In the first article, I examine the "reverberation effect" of face-to-face communication in public goods games, exploring whether its positive impacts on cooperation persist after being removed. Participants engaged in the classical voluntary contribution mechanisms (VCM) with and without pre-play communication.
Persistence of Communication Effects: Contributions remained high after communication was removed, suggesting a lasting but diminishing positive impact of communication. Over time, cooperation declined, aligning with pre-communication levels, indicating that the effect is not permanent.
End-Game Behavior: Despite communication, the "end-game effect" — a significant drop in contributions in final rounds — persisted, highlighting inherent challenges in sustaining cooperation long-term.
Mechanism Insights: Communication fostered an understanding of mutual benefits, temporarily enhancing cooperation. However, group reshuffling and absent institutional reinforcements weakened these effects.
In total, while communication improves efficiency, repeated interventions may be necessary to maintain cooperation in the absence of institutional measures. Further, a brief machine learning analysis of facial expressions and communication content revealed predictors of cooperative behavior, emphasizing the value of discussing end-game strategies.

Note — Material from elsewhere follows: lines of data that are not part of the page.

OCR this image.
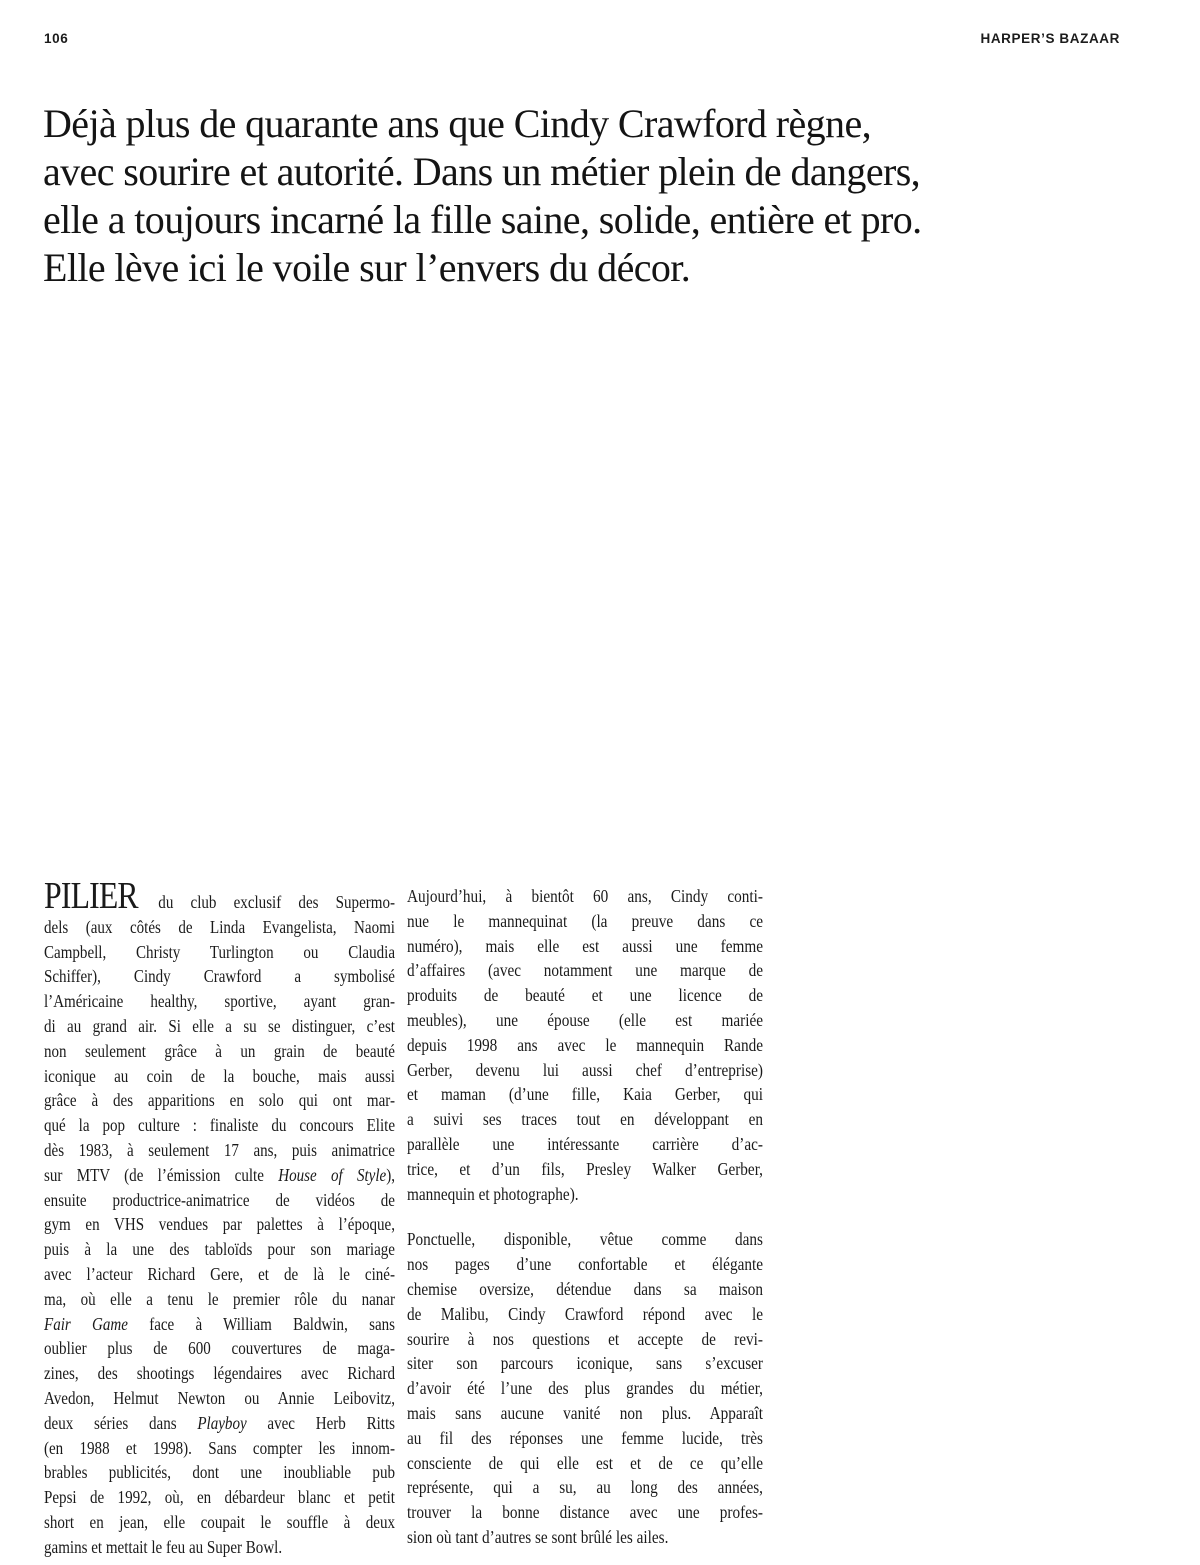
106	HARPER’S BAZAAR
Déjà plus de quarante ans que Cindy Crawford règne,
avec sourire et autorité. Dans un métier plein de dangers,
elle a toujours incarné la fille saine, solide, entière et pro.
Elle lève ici le voile sur l’envers du décor.
PILIER du club exclusif des Supermo-
dels (aux côtés de Linda Evangelista, Naomi
Campbell, Christy Turlington ou Claudia
Schiffer), Cindy Crawford a symbolisé
l’Américaine healthy, sportive, ayant gran-
di au grand air. Si elle a su se distinguer, c’est
non seulement grâce à un grain de beauté
iconique au coin de la bouche, mais aussi
grâce à des apparitions en solo qui ont mar-
qué la pop culture : finaliste du concours Elite
dès 1983, à seulement 17 ans, puis animatrice
sur MTV (de l’émission culte House of Style),
ensuite productrice-animatrice de vidéos de
gym en VHS vendues par palettes à l’époque,
puis à la une des tabloïds pour son mariage
avec l’acteur Richard Gere, et de là le ciné-
ma, où elle a tenu le premier rôle du nanar
Fair Game face à William Baldwin, sans
oublier plus de 600 couvertures de maga-
zines, des shootings légendaires avec Richard
Avedon, Helmut Newton ou Annie Leibovitz,
deux séries dans Playboy avec Herb Ritts
(en 1988 et 1998). Sans compter les innom-
brables publicités, dont une inoubliable pub
Pepsi de 1992, où, en débardeur blanc et petit
short en jean, elle coupait le souffle à deux
gamins et mettait le feu au Super Bowl.
Aujourd’hui, à bientôt 60 ans, Cindy conti-
nue le mannequinat (la preuve dans ce
numéro), mais elle est aussi une femme
d’affaires (avec notamment une marque de
produits de beauté et une licence de
meubles), une épouse (elle est mariée
depuis 1998 ans avec le mannequin Rande
Gerber, devenu lui aussi chef d’entreprise)
et maman (d’une fille, Kaia Gerber, qui
a suivi ses traces tout en développant en
parallèle une intéressante carrière d’ac-
trice, et d’un fils, Presley Walker Gerber,
mannequin et photographe).
Ponctuelle, disponible, vêtue comme dans
nos pages d’une confortable et élégante
chemise oversize, détendue dans sa maison
de Malibu, Cindy Crawford répond avec le
sourire à nos questions et accepte de revi-
siter son parcours iconique, sans s’excuser
d’avoir été l’une des plus grandes du métier,
mais sans aucune vanité non plus. Apparaît
au fil des réponses une femme lucide, très
consciente de qui elle est et de ce qu’elle
représente, qui a su, au long des années,
trouver la bonne distance avec une profes-
sion où tant d’autres se sont brûlé les ailes.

The second article dives deeper into neuro-science. Together with two neuro-information scientists, we investigate how exactly non-verbal communication predicts group cooperation in public goods games. Using three-minute face-to-face communication (FFC) videos, we analyzed facial expressions and verbal content to predict whether groups would contribute fully by the game’s end. Using Random Forest classification (RF), we processed facial activity descriptors to identify behavioral patterns. Results showed that late-stage communication was more indicative of cooperation than earlier phases.
FFC significantly increases cooperation, with the final minutes providing the most predictive cues.
RF achieved better-than-chance predictions but requires larger datasets for accuracy.
Verbal discussions about "end-game" strategies enhanced contributions.
This interdisciplinary approach links behavioral economics and computer vision, highlighting the role of communication in fostering cooperation and proposing methods to predict and improve group dynamics in social dilemmas.